If Mach is right, so that time is nothing but change and all that really counts in the world is relative distances, there should be a perfect analogue of Laplace’s scenario with a divine intelligence that contemplates Platonia. Machian dynamics in Platonia must be about the determination of paths in that timeless landscape. It should be possible to specify an initial point in Platonia and a direction at that point, and that should be sufficient to determine the entire path. Nothing less can satisfy a rational mind. The history in Figure 10 starts at the centre of Shape Space, so that there the particles form an equilateral triangle, and set off in a certain direction. In Machian dynamics, the initial position and initial direction (strictly in Triangle Land, not Shape Space) should determine the complete curve uniquely. Now we can test this idea in the real world. The heavens provide plenty of triple-star systems, and astronomers have been observing their behaviour for a long time. They certainly meet the Laplace-type condition when described in Newtonian terms. But are their motions comprehensible from a Machian point of view? This is the question Poincaré posed.

Figure 9 The (computer-generated) path traced in Shape Space by the triangles formed by three mutually gravitating particles. It is important to realize that the winding path shown is not traced by a single particle moving over the page, but that each point on the path represents the shape of a complete triangle. The curve shows the succession of triangle shapes. As explained in the text, it is impossible to say that time increases as you go in a particular direction along this curve. However, suppose we imagine it starts in the top left corner. This corresponds to particles A and C nearly colliding, while particle B is far away. Then they move to a configuration that is quite close to an equilateral triangle, after which A and B get very close together near the bottom of the diagram. Then the triangle shape evolves along the curve up to the top right. Where the curve nearly touches the top line, all three particles are almost on a line, with C between A and B. Finally the curve returns to the bottom of the figure, where the wiggles indicate that particles A and B are orbiting around each other, while C is far away. You see how history is all coded in one curve, but you just cannot tell in which direction it unfolds!

APPARENT FAILURE

The answer is very curious. The motions are nearly but not quite comprehensible. This can be highlighted by showing how different possible Newtonian motions look when represented as curves in Triangle Land, our model Platonia – or rather Shape Space, since this is much easier to represent. To create a vivid picture, let us imagine that we are holding two cardboard triangles that are slightly different. These can represent the relative configurations of three mutually gravitating bodies at two slightly different instants of Newton’s absolute time.

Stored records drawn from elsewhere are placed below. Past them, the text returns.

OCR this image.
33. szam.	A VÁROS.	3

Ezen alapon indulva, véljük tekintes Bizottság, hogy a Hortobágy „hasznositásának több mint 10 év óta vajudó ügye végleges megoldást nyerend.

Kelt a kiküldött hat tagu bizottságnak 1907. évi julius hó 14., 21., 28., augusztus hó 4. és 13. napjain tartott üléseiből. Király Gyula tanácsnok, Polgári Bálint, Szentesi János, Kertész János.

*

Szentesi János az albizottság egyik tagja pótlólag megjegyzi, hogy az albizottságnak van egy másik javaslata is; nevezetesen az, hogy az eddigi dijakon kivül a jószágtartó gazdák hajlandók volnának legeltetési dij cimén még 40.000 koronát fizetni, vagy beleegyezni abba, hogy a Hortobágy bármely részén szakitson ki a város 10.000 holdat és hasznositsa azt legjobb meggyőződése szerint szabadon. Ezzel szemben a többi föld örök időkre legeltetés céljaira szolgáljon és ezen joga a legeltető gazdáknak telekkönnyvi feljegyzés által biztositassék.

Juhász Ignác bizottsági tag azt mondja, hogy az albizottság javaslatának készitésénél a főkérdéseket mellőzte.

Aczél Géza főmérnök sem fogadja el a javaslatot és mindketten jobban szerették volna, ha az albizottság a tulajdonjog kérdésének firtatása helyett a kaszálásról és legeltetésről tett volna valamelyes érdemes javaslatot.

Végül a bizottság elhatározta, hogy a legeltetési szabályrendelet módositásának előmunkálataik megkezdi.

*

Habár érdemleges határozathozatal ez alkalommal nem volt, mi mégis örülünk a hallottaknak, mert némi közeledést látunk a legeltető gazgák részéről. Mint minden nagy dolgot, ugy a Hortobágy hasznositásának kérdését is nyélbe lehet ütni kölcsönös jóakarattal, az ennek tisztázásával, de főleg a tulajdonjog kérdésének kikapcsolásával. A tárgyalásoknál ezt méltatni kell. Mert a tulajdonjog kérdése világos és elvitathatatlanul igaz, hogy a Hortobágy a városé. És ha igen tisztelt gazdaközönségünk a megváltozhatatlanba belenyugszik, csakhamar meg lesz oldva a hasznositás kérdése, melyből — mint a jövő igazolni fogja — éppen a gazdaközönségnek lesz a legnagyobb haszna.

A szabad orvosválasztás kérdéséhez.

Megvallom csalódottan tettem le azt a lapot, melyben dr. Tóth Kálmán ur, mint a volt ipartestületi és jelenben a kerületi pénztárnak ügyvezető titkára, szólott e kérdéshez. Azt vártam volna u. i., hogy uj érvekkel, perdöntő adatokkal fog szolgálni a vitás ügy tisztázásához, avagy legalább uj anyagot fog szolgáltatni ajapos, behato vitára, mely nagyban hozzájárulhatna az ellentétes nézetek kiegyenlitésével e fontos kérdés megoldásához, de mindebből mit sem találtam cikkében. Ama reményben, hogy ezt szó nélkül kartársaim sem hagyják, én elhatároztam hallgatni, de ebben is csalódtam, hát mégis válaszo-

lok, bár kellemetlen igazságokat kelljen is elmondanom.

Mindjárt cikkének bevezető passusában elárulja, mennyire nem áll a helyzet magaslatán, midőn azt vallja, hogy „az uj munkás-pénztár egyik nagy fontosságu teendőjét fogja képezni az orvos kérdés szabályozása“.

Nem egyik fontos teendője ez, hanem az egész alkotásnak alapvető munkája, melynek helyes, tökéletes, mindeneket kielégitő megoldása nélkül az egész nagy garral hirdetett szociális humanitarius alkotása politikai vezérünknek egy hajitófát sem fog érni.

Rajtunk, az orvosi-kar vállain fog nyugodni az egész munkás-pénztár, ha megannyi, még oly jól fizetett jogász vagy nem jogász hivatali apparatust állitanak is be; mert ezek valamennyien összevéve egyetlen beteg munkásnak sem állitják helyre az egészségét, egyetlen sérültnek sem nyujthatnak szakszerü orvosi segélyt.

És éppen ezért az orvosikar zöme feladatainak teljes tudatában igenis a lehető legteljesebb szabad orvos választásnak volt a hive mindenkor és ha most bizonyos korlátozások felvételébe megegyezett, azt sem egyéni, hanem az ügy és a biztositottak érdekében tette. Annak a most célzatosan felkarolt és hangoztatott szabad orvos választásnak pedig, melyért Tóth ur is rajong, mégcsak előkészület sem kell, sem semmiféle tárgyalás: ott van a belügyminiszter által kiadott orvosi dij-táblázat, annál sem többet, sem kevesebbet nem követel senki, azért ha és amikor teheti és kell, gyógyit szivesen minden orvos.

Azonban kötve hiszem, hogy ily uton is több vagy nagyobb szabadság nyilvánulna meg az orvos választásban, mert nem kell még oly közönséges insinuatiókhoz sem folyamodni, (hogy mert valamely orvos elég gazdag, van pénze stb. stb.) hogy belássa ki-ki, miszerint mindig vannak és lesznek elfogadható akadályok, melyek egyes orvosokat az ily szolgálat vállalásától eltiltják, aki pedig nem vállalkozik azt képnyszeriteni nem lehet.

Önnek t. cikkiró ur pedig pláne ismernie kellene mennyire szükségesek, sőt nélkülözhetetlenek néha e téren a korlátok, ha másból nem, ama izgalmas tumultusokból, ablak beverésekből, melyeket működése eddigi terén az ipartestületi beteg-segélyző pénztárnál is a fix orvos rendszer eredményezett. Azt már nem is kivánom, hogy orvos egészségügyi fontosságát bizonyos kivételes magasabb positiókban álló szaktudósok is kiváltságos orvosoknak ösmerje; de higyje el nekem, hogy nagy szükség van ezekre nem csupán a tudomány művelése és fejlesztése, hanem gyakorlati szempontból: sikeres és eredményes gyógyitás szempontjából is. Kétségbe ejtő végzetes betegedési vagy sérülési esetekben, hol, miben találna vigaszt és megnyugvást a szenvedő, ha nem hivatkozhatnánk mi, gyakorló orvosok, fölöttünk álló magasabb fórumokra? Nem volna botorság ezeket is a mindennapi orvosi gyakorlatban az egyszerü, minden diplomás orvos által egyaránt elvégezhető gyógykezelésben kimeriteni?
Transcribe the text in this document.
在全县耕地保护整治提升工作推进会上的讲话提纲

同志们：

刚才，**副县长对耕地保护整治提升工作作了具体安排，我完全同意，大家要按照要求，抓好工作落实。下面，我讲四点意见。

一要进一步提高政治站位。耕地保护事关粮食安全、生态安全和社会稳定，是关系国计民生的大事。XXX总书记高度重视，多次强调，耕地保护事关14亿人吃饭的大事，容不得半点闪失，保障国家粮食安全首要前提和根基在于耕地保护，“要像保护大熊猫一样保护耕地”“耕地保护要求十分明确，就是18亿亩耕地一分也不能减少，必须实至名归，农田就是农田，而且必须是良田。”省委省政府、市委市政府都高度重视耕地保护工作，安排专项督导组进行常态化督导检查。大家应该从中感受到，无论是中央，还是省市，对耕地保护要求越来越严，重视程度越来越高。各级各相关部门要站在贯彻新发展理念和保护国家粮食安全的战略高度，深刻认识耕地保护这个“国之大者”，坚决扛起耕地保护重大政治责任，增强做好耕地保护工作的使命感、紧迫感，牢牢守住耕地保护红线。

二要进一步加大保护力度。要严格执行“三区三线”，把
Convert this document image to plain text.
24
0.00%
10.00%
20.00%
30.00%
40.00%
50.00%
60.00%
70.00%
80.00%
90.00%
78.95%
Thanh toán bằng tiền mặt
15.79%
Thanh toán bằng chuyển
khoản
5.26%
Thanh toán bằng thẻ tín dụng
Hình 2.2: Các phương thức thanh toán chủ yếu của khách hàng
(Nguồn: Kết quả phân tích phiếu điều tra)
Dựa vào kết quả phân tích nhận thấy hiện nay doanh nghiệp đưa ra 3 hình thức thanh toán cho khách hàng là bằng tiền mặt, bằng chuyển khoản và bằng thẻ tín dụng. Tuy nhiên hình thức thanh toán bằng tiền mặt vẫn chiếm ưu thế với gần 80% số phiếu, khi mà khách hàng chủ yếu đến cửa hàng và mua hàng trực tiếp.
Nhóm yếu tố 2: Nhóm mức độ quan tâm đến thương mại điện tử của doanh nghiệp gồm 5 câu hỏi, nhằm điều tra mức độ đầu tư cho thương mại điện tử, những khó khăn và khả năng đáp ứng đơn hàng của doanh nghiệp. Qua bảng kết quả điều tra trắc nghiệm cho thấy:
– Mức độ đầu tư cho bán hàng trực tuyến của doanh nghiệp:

Figure 10 Another possible path traced by the same three particles as in Figure 9 (I refer to them now as bodies). This history starts (or ends if time is assumed to run the other way) at the configuration in which the three bodies form an equilateral triangle. The shape of the triangle changes in a definite way at all points along the curve. If it left the initial equilateral triangle along one of the dotted lines, that would mean two sides of the triangle remaining equal in length while the third changes – the equilateral triangle would become an isosceles triangle. In fact, for the example shown, the ratios of all three sides change. For readers used to thinking of motions in ordinary space, this example corresponds to particles that constantly orbit each other in a fixed plane. The positions at which the curve touches the dotted line that bound Shape Space correspond to eclipses, when one particle is between the other two and on the line joining them. Such a configuration is called a syzygy (that’s a nice word to show off with). In ordinary space, the one particle passes through the line joining the other two and comes out the other side. But the points on the curve in Figures 9 and 10 stand for the complete triangle, not one of the three particles. This is why the curve approaches the syzygy frontier and then returns into the interior of Shape Space. There are no triangles outside the syzygies!